Мальчик, на которого чаще всего кричали, назывался Петькой и был самым маленьким из всех служащих в заведении. Другой мальчик, Николка, насчитывал от роду тремя годами больше и скоро должен был перейти в подмастерья. Уже и теперь, когда в парикмахерскую заглядывал посетитель попроще, а подмастерья, в отсутствие хозяина, ленились работать, они посылали Николку стричь и смеялись, что ему приходится подниматься на цыпочки, чтобы видеть волосатый затылок дюжего дворника. Иногда посетитель обижался за испорченные волосы и поднимал крик, тогда и подмастерья кричали на Николку, но не всерьез, а только для удовольствия окорначенного простака. Но такие случаи бывали редко, и Николка важничал и держался, как большой: курил папиросы, сплевывал через зубы, ругался скверными словами и даже хвастался Петьке, что пил водку, но, вероятно, врал. Вместе с подмастерьями он бегал на соседнюю улицу посмотреть на крупную драку, и когда возвращался оттуда, счастливый и смеющийся, Осип Абрамович давал ему две пощечины: по одной на каждую щеку.
Петьке было десять лет; он не курил, не пил водки и не ругался, хотя знал очень много скверных слов, и во всех этих отношениях завидовал товарищу. Когда не было посетителей и Прокопий, проводивший где-то бессонные ночи и днем спотыкавшийся от желания спать, приваливался в темном углу за перегородкой, а Михайла читал «Московский листок» и среди описания краж и грабежей искал знакомого имени кого-нибудь из обычных посетителей, – Петька и Николка беседовали. Последний всегда становился добрее, оставаясь вдвоем, и объяснял «мальчику», что значит стричь под польку, бобриком или с пробором.
Иногда они садились на окно, рядом с восковым бюстом женщины, у которой были розовые щеки, стеклянные удивленные глаза и редкие прямые ресницы, – и смотрели на бульвар, где жизнь начиналась с раннего утра.

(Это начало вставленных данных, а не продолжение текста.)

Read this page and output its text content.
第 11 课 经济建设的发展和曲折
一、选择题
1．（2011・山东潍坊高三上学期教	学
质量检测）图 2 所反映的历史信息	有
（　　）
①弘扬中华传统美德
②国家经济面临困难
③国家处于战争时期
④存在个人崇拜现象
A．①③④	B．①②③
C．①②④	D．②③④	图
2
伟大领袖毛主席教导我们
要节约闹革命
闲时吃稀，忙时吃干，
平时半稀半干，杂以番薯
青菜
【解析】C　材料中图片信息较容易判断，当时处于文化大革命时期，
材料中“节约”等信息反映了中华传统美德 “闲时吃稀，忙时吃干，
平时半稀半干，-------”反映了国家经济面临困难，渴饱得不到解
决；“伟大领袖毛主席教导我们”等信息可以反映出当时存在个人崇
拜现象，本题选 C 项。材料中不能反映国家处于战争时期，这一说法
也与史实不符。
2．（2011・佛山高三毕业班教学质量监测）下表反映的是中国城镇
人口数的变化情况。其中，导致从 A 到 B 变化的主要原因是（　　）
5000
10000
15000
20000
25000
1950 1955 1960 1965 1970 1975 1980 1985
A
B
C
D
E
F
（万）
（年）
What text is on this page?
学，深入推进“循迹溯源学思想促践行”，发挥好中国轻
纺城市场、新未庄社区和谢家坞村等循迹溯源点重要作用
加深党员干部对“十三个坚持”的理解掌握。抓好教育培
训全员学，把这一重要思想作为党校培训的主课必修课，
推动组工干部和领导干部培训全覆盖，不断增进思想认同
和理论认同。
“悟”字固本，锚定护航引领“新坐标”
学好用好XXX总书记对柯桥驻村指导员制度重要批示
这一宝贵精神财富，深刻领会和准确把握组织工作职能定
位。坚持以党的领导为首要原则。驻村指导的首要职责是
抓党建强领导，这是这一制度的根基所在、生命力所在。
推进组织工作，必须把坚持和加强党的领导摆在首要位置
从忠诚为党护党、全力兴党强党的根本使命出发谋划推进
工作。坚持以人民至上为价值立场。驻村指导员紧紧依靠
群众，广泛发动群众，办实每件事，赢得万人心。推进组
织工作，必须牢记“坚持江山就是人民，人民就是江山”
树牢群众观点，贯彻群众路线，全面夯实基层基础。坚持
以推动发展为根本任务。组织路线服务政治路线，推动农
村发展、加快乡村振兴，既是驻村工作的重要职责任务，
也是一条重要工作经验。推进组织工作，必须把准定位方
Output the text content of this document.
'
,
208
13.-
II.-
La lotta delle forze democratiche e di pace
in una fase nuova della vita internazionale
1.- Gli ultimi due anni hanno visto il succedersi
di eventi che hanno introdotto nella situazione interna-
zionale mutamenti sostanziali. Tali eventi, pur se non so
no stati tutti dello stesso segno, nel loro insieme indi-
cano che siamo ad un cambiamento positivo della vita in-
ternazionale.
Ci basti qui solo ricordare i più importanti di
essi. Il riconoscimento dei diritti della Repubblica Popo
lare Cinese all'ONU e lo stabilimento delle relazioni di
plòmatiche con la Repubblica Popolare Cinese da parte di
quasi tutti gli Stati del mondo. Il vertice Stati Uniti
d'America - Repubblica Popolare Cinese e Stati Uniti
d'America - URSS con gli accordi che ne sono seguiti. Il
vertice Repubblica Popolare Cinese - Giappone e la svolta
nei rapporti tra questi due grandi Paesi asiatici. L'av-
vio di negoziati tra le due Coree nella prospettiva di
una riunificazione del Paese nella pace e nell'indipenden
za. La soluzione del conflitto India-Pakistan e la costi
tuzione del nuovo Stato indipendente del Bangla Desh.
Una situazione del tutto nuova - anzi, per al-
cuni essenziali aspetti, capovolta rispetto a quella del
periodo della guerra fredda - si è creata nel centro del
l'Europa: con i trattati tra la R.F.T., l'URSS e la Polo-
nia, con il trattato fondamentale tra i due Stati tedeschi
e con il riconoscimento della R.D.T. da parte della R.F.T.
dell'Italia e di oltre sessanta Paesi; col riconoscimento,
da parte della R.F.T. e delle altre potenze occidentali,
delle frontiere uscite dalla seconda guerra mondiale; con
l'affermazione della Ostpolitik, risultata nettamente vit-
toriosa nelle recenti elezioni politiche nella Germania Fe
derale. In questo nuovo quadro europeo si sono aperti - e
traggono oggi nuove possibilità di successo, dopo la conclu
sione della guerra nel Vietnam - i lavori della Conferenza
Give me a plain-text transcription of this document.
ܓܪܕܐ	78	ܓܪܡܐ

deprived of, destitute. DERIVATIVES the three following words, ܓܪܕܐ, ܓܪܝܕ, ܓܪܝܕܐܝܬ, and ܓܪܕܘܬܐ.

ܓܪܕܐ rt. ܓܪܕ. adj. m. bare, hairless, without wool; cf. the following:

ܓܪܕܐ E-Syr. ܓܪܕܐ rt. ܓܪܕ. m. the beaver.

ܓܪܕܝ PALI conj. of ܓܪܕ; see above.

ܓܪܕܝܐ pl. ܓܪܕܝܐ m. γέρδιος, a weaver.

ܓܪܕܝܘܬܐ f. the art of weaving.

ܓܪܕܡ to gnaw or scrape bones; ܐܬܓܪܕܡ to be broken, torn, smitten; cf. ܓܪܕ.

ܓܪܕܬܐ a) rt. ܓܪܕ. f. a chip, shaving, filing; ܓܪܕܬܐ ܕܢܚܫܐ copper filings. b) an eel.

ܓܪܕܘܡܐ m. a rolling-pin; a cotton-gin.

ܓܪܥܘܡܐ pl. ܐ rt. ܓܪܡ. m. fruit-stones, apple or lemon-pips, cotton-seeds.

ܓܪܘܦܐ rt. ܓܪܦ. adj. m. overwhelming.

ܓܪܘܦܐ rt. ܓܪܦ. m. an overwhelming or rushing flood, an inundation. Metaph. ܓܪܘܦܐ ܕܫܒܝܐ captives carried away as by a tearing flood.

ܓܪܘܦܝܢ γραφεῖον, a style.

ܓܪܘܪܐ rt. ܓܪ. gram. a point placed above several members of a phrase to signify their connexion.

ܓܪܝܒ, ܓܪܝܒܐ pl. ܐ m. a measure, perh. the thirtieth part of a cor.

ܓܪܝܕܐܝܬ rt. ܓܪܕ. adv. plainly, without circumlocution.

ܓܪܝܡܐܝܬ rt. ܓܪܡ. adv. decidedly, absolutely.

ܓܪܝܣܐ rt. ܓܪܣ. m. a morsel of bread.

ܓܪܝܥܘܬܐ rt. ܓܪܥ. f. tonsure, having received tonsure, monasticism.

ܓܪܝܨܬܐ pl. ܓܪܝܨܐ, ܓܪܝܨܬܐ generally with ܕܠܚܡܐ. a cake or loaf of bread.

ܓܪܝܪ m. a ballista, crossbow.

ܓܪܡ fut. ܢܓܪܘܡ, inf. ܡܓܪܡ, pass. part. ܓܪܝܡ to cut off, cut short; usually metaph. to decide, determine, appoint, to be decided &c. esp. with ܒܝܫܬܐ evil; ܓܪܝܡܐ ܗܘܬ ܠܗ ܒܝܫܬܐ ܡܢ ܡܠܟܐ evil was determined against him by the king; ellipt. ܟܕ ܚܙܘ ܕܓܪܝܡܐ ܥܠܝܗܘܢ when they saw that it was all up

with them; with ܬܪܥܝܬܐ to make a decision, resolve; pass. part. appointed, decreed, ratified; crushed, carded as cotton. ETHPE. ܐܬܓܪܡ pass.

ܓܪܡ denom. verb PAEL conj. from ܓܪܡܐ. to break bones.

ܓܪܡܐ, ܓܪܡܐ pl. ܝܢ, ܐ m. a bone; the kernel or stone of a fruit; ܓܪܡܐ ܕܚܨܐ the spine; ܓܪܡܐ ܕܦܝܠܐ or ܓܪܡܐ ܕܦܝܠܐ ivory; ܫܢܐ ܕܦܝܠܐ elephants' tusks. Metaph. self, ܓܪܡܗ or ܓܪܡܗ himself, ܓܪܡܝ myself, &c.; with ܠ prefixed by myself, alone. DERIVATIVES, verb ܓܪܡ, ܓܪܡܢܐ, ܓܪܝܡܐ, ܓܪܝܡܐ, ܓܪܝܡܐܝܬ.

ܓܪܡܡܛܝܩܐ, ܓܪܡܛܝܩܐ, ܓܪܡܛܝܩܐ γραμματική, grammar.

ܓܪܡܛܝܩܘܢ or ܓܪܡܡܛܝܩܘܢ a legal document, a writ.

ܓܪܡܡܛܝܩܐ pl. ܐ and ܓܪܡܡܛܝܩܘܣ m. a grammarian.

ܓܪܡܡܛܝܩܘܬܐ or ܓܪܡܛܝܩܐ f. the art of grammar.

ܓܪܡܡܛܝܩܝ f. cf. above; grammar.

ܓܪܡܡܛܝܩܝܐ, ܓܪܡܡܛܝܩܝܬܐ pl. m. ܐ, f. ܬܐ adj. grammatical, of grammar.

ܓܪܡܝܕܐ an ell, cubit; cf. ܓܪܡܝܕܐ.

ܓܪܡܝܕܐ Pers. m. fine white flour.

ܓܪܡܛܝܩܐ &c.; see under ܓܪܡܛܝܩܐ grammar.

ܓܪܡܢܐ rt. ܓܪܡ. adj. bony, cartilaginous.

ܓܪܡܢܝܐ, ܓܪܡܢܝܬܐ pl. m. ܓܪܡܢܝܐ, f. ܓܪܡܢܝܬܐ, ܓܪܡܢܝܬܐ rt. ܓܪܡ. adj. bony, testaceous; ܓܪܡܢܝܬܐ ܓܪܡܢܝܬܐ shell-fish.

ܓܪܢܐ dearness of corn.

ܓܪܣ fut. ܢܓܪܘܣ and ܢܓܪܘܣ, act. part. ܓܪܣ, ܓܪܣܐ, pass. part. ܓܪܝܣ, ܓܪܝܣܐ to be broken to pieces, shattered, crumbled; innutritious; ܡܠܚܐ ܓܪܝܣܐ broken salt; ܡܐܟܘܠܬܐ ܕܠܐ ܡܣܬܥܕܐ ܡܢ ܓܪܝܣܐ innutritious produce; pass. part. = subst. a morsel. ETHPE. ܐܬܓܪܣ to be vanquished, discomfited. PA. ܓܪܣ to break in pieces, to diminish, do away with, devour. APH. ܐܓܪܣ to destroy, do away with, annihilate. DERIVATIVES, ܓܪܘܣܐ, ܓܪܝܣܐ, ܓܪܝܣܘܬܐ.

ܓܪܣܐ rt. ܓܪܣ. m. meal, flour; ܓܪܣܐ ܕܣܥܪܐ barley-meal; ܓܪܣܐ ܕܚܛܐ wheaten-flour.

Деревья бульвара, серые от пыли, неподвижно млели под горячим, безжалостным солнцем и давали такую же серую, не охлаждающую тень. На всех скамейках сидели мужчины и женщины, грязно и странно одетые, без платков и шапок, как будто они тут и жили и у них не было другого дома. Были лица равнодушные, злые или распущенные, но на всех на них лежала печать крайнего утомления и пренебрежения к окружающему. Часто чья-нибудь лохматая голова бессильно клонилась на плечо, и тело невольно искало простора для сна, как у третьеклассного пассажира, проехавшего тысячи верст без отдыха, но лечь было негде. По дорожкам расхаживал с палкой ярко-синий сторож и смотрел, чтобы кто-нибудь не развалился на скамейке или не бросился на траву, порыжевшую от солнца, но такую мягкую, такую прохладную. Женщины, всегда одетые более чисто, даже с намеком на моду, были все как будто на одно лицо и одного возраста, хотя иногда попадались совсем старые или молоденькие, почти дети. Все они говорили хриплыми, резкими голосами, бранились, обнимали мужчин так просто, как будто были на бульваре совсем одни, иногда тут же пили водку и закусывали. Случалось, пьяный мужчина бил такую же пьяную женщину; она падала, поднималась и снова падала; но никто не вступался за нее. Зубы весело скалились, лица становились осмысленнее и живее, около дерущихся собиралась толпа; но когда приближался ярко-синий сторож, все лениво разбредались по своим местам. И только побитая женщина плакала и бессмысленно ругалась; ее растрепанные волосы волочились по песку, а полуобнаженное тело, грязное и желтое при дневном свете, цинично и жалко выставлялось наружу. Ее усаживали на дно извозчичьей пролетки и везли, и свесившаяся голова ее болталась, как у мертвой.